Prove $H_pH_q\lhd G \implies H_q\lhd G$.
My attempt: (There was a previous part in which I've already proven that $H_pH_q$ is a subgroup of $G$)
First off, since $p^2\nmid |G|$, this means the order of $H_p$ must be $p$, and since $H_p\lhd G$, then $H_p$ is the only $p$-Sylow subgroup of $G$.
Now Suppose $H:=H_pH_q\lhd G$, but $H_q\not\lhd G$, this implies by the Sylow theorems that: $$n_q\equiv 1\pmod q \implies n_q>q$$ The last inequality because if $n_q=1$ then $H_q\lhd G$. This means that there must exist at least another $q$-Sylow: $H_q'\ne H_q$ and $\exists g \in G : gH_qg^{-1}=H_q'$
Let $h\in H_q$, then $$h=eh\in H$$ this implies $$ghg^{-1}\in gHg^{-1}=H$$ since $H=H_pH_q$ is normal on $G$. Therefore: $gH_qg^{-1}=H_q'\subseteq H$, and thus $H_q' \le H$. We can also see that $H_q\le H$
Now since $H$ is a group itself, and $H_p \cap H_q = \{e\}$ we have: $|H|=|H_pH_q|=p|H_q|$. We then can apply the Sylow theorems to the group $H$ itself: let's call $\hat n_q$ to the number of $q$-Sylow subgroups of $H$.
From the Sylow theorems we have:
$$\begin{cases} \hat n_q \equiv 1\pmod q \\ \\ \hat n_q \mid p \implies \hat n_q \in \{1, p\} \end{cases}$$ Now: if $\hat n_q=p $, we have: $p=\hat n_q > q > p$ which is absurd. Then it must be $\hat n_q=1$. But $\hat n_q$ is also a contradiction since we previosly saw: $H_q' \le H$ and $H_q\le H$ and $H_q',H_q$ are $q$-Sylow subgroups of $H$ which would imply $H_q'=H_q$.
Is this correct? I'd appreciate any comments. Thanks!

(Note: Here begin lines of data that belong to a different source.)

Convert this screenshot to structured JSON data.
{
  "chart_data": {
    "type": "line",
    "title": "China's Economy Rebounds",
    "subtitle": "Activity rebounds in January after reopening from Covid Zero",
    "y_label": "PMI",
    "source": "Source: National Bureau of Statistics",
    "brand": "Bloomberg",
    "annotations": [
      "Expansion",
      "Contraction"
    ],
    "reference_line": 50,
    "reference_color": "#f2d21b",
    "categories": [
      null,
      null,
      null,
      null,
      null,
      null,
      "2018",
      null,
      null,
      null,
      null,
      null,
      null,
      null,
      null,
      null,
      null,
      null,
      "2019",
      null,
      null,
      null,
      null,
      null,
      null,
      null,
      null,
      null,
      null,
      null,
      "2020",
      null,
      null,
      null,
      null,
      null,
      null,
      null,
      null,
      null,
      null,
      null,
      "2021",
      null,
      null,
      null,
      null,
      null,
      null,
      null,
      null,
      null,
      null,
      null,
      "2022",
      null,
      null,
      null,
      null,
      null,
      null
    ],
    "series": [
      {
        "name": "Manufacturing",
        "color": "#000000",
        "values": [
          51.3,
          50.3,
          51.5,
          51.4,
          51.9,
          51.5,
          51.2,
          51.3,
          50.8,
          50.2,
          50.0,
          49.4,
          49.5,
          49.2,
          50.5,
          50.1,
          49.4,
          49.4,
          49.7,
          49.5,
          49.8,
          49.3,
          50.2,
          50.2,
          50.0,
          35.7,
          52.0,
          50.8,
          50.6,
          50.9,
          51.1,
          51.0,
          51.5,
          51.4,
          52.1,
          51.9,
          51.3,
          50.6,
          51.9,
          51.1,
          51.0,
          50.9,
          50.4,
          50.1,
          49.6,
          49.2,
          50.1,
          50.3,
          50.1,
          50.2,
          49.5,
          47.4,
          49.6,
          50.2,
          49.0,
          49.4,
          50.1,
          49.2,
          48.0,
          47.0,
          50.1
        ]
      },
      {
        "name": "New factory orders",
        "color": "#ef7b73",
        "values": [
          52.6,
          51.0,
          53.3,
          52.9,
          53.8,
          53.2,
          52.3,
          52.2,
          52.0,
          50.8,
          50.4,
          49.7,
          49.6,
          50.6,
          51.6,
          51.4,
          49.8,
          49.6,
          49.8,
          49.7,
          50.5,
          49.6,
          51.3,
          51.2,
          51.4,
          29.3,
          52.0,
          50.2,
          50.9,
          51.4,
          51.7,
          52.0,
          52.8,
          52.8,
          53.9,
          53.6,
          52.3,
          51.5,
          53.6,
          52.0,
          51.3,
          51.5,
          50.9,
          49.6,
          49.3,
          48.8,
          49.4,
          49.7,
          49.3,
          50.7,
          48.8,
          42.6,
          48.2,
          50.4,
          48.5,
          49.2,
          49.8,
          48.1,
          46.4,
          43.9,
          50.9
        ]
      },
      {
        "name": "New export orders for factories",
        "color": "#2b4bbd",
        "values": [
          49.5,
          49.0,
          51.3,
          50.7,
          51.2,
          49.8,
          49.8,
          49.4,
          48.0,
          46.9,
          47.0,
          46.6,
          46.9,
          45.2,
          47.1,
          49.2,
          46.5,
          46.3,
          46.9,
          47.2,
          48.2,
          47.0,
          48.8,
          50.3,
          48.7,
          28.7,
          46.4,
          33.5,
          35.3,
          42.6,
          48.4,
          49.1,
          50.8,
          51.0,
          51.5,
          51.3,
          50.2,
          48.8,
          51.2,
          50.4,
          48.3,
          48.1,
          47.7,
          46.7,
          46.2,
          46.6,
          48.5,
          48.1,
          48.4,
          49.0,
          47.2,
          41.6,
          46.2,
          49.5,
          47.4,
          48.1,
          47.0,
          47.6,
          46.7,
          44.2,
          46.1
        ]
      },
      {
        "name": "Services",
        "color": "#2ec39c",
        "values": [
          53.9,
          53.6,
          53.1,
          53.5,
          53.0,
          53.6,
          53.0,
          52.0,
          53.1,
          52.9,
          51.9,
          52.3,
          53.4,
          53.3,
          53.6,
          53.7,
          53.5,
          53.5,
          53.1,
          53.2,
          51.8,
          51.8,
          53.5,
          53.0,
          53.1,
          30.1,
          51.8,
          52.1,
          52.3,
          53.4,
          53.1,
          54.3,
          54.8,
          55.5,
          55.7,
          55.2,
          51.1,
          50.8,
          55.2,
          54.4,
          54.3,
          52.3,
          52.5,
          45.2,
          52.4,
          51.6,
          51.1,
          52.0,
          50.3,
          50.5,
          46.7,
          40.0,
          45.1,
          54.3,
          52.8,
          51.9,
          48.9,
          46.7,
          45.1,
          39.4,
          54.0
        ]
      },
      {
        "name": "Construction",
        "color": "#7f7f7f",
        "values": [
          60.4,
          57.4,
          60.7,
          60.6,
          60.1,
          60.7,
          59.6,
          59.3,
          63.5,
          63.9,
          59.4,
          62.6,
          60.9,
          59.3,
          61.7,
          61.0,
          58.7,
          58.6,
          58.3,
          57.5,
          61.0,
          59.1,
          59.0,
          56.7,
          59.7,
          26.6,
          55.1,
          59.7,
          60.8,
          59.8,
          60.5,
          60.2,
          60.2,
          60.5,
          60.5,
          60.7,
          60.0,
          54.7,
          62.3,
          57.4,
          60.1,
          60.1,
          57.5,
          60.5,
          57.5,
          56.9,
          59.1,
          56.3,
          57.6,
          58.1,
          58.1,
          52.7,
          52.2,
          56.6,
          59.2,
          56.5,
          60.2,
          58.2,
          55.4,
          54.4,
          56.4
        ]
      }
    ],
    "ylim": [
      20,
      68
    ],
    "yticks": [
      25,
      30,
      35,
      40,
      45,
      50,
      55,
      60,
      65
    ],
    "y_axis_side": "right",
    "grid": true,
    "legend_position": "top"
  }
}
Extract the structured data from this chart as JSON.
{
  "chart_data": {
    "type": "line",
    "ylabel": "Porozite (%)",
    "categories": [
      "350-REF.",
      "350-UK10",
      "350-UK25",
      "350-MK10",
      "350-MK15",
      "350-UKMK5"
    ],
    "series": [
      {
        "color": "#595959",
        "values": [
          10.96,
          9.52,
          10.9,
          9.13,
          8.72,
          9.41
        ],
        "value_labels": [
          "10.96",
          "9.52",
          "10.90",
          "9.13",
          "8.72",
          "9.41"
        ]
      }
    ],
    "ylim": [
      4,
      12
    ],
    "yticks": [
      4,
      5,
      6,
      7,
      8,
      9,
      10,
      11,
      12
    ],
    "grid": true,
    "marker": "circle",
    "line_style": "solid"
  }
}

Yes your argument is OK, but can be shortened: you can assume that $p$ really divides $|G|$ otherwise there is nothing to prove, and hence $|H_p|=p$. Since $H_p \lhd G$, $H_pH_q$ is a subgroup of $G$ and $|H_pH_q:H_q|=p$ (use here that $|H_pH_q|=\frac{|H_p| \cdot |H_q|}{|H_p \cap H_q|}$ and of course $H_p \cap H_q=1$). Now, $H_q$ is a Sylow $q$-subgroup of $H_pH_q$, hence the number of Sylow $q$-subgroups divides $p$ and since $p \lt q$ this number must be $1$, so $H_q$ is normal in $H_pH_q$ and hence it is characteristic in $H_pH_q$. So $H_q \text{ char } H_pH_q \lhd G$, and this implies $H_q \lhd G$.